Taking time to acknowledge the people who helped me survive this felt important, like I was building something positive instead of just defending against threats.

Six weeks after the rooftop, Detective Hail called to say the DA had filed criminal charges against Liam for violating the restraining order.

The charges were based on his threatening messages after the hearing and the comment he made in the courthouse hallway that the baiff witnessed. It wasn’t attempted murder charges yet, but it was actual criminal consequences for his actions instead of just a civil order.

The DA was still building the assault case, gathering evidence and interviewing witnesses. But at least this showed they were taking it seriously. Each small step forward felt like progress, even when the bigger justice moved slowly.

Mariana and I met for coffee at a quiet place outside both our neighborhoods, comparing safety strategies and swapping tips about staying alert without becoming paranoid.

She told me about her life 3 years after leaving Liam. How she still checked her rearview mirror constantly and avoided certain parts of town, but she was also working a job she loved and dating someone kind who respected her boundaries.

Seeing her functional and happy gave me hope that I could get there, too. That this wouldn’t define my entire life forever.

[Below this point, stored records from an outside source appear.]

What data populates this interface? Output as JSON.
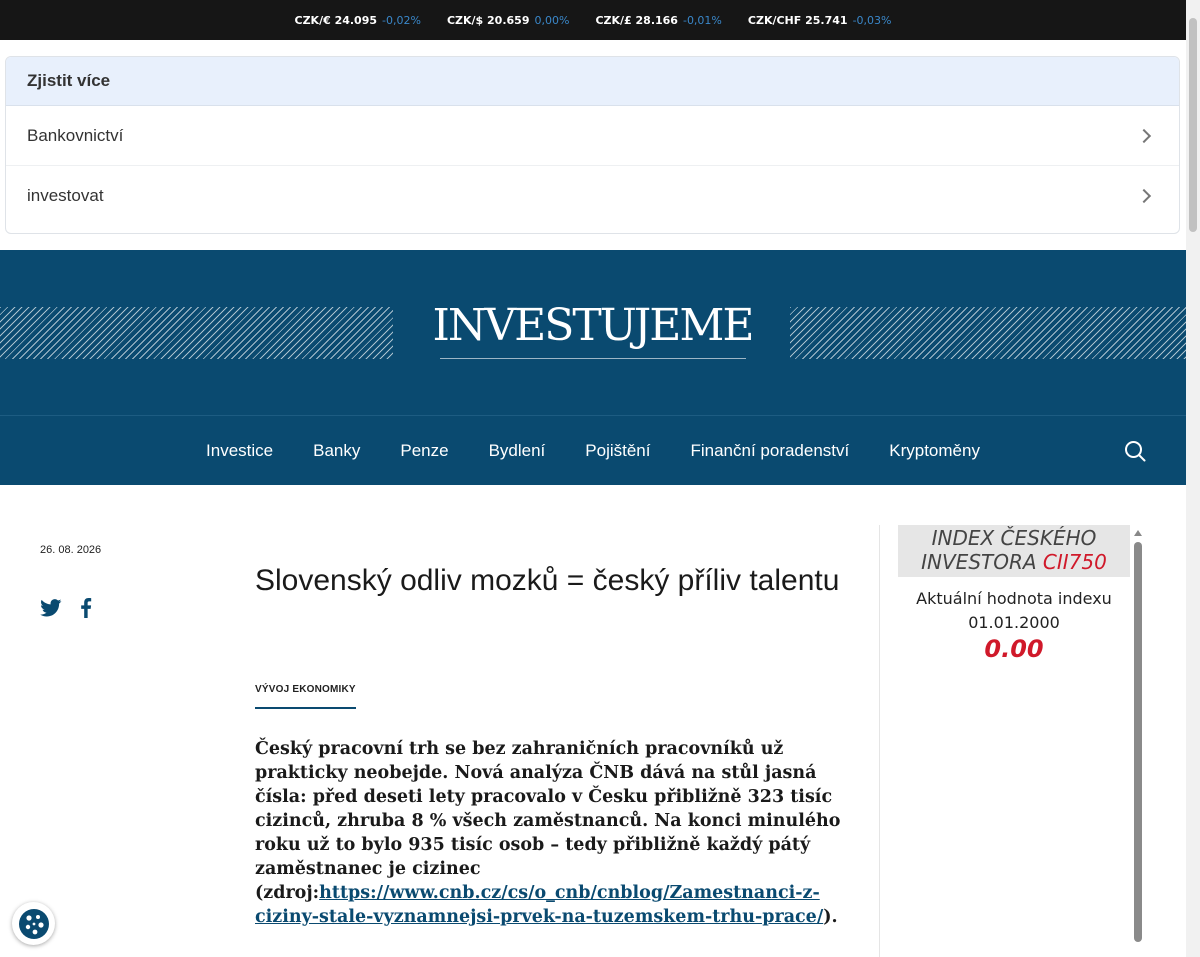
{
  "ticker": [
    {
      "pair": "CZK/€ 24.095",
      "change": "-0,02%"
    },
    {
      "pair": "CZK/$ 20.659",
      "change": "0,00%"
    },
    {
      "pair": "CZK/£ 28.166",
      "change": "-0,01%"
    },
    {
      "pair": "CZK/CHF 25.741",
      "change": "-0,03%"
    }
  ],
  "learn_more": {
    "title": "Zjistit více",
    "items": [
      {
        "label": "Bankovnictví"
      },
      {
        "label": "investovat"
      }
    ]
  },
  "brand": {
    "logo_text": "INVESTUJEME"
  },
  "nav": {
    "items": [
      "Investice",
      "Banky",
      "Penze",
      "Bydlení",
      "Pojištění",
      "Finanční poradenství",
      "Kryptoměny"
    ]
  },
  "article": {
    "date": "26. 08. 2026",
    "title": "Slovenský odliv mozků = český příliv talentu",
    "category": "VÝVOJ EKONOMIKY",
    "lead_text": "Český pracovní trh se bez zahraničních pracovníků už prakticky neobejde. Nová analýza ČNB dává na stůl jasná čísla: před deseti lety pracovalo v Česku přibližně 323 tisíc cizinců, zhruba 8 % všech zaměstnanců. Na konci minulého roku už to bylo 935 tisíc osob – tedy přibližně každý pátý zaměstnanec je cizinec (zdroj:",
    "lead_link": "https://www.cnb.cz/cs/o_cnb/cnblog/Zamestnanci-z-ciziny-stale-vyznamnejsi-prvek-na-tuzemskem-trhu-prace/",
    "lead_end": ")."
  },
  "widget": {
    "title": "INDEX ČESKÉHO INVESTORA",
    "code": "CII750",
    "label": "Aktuální hodnota indexu",
    "date": "01.01.2000",
    "value": "0.00"
  },
  "colors": {
    "brand": "#0a4a70",
    "accent_red": "#d0192a",
    "ticker_change": "#3a87c9"
  },
  "icons": [
    "twitter-icon",
    "facebook-icon",
    "search-icon",
    "chevron-right-icon",
    "cookie-icon"
  ]
}
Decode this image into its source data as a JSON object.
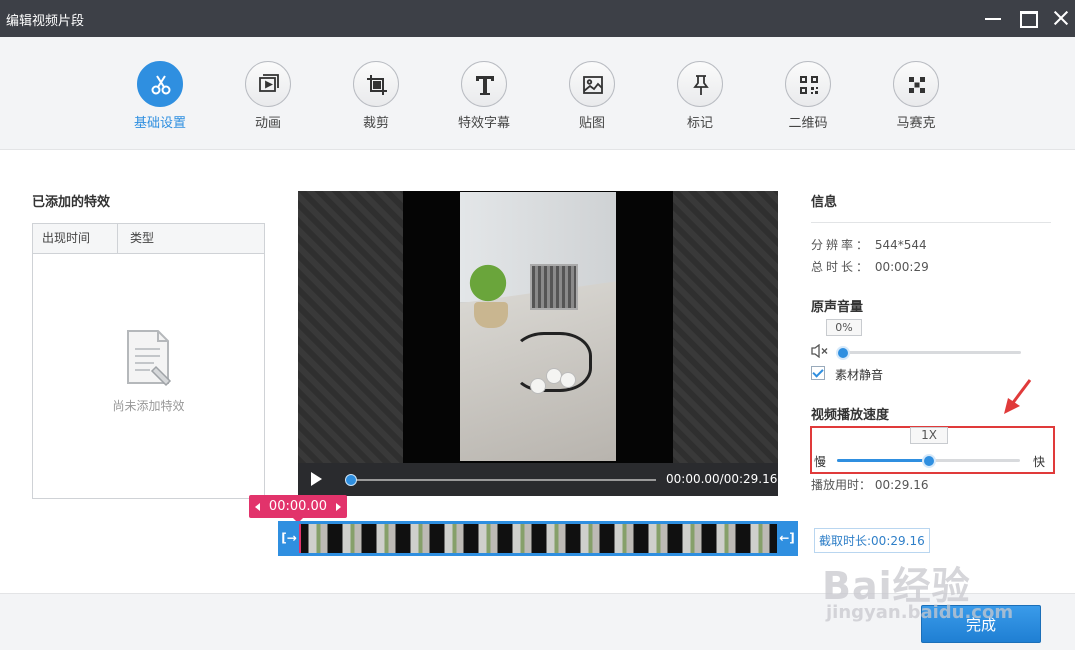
{
  "window": {
    "title": "编辑视频片段"
  },
  "toolbar": {
    "items": [
      {
        "label": "基础设置",
        "icon": "scissors-icon",
        "active": true
      },
      {
        "label": "动画",
        "icon": "animation-icon"
      },
      {
        "label": "裁剪",
        "icon": "crop-icon"
      },
      {
        "label": "特效字幕",
        "icon": "text-icon"
      },
      {
        "label": "贴图",
        "icon": "image-icon"
      },
      {
        "label": "标记",
        "icon": "pin-icon"
      },
      {
        "label": "二维码",
        "icon": "qrcode-icon"
      },
      {
        "label": "马赛克",
        "icon": "mosaic-icon"
      }
    ]
  },
  "effects": {
    "title": "已添加的特效",
    "columns": [
      "出现时间",
      "类型"
    ],
    "empty_text": "尚未添加特效"
  },
  "player": {
    "timecode": "00:00.00/00:29.16",
    "progress": 0
  },
  "timeline": {
    "current_time": "00:00.00",
    "start_marker": "[→",
    "end_marker": "←]",
    "cut_length_label": "截取时长:00:29.16"
  },
  "info": {
    "title": "信息",
    "resolution_key": "分辨率：",
    "resolution_value": "544*544",
    "duration_key": "总时长：",
    "duration_value": "00:00:29"
  },
  "volume": {
    "title": "原声音量",
    "value": "0%",
    "level": 0,
    "mute_label": "素材静音",
    "muted": true
  },
  "speed": {
    "title": "视频播放速度",
    "value": "1X",
    "level": 0.5,
    "slow_label": "慢",
    "fast_label": "快",
    "play_time": "播放用时： 00:29.16"
  },
  "footer": {
    "done_label": "完成"
  },
  "watermark": {
    "line1": "Bai经验",
    "line2": "jingyan.baidu.com"
  },
  "colors": {
    "accent": "#2f8fe0",
    "timeline_marker": "#e2336b",
    "highlight_box": "#e03a3a",
    "titlebar": "#3d4047"
  }
}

We agreed to check in monthly, creating our own support system for people who understood what it meant to survive him. I moved into my new apartment the following week.

Lucy helping me carry boxes up four flights of stairs because the elevator was broken. We installed extra locks and set up the security camera I’d bought, testing it from different angles until we were satisfied it covered the whole entrance.

On a quiet Tuesday evening 2 weeks later, I was sitting on my couch eating leftover pasta and watching a cooking show when I realized something had changed. I’d slept through the whole night before without waking up at every small sound.

I’d gone to the grocery store that afternoon without spending the entire time scanning faces for Liam. I was still alert and careful, still checking my locks twice before bed and keeping my phone charged and nearby.

But I was also eating dinner and watching TV and making plans for the weekend. I was living my life instead of just surviving minute to minute, building something new instead of just defending what remained.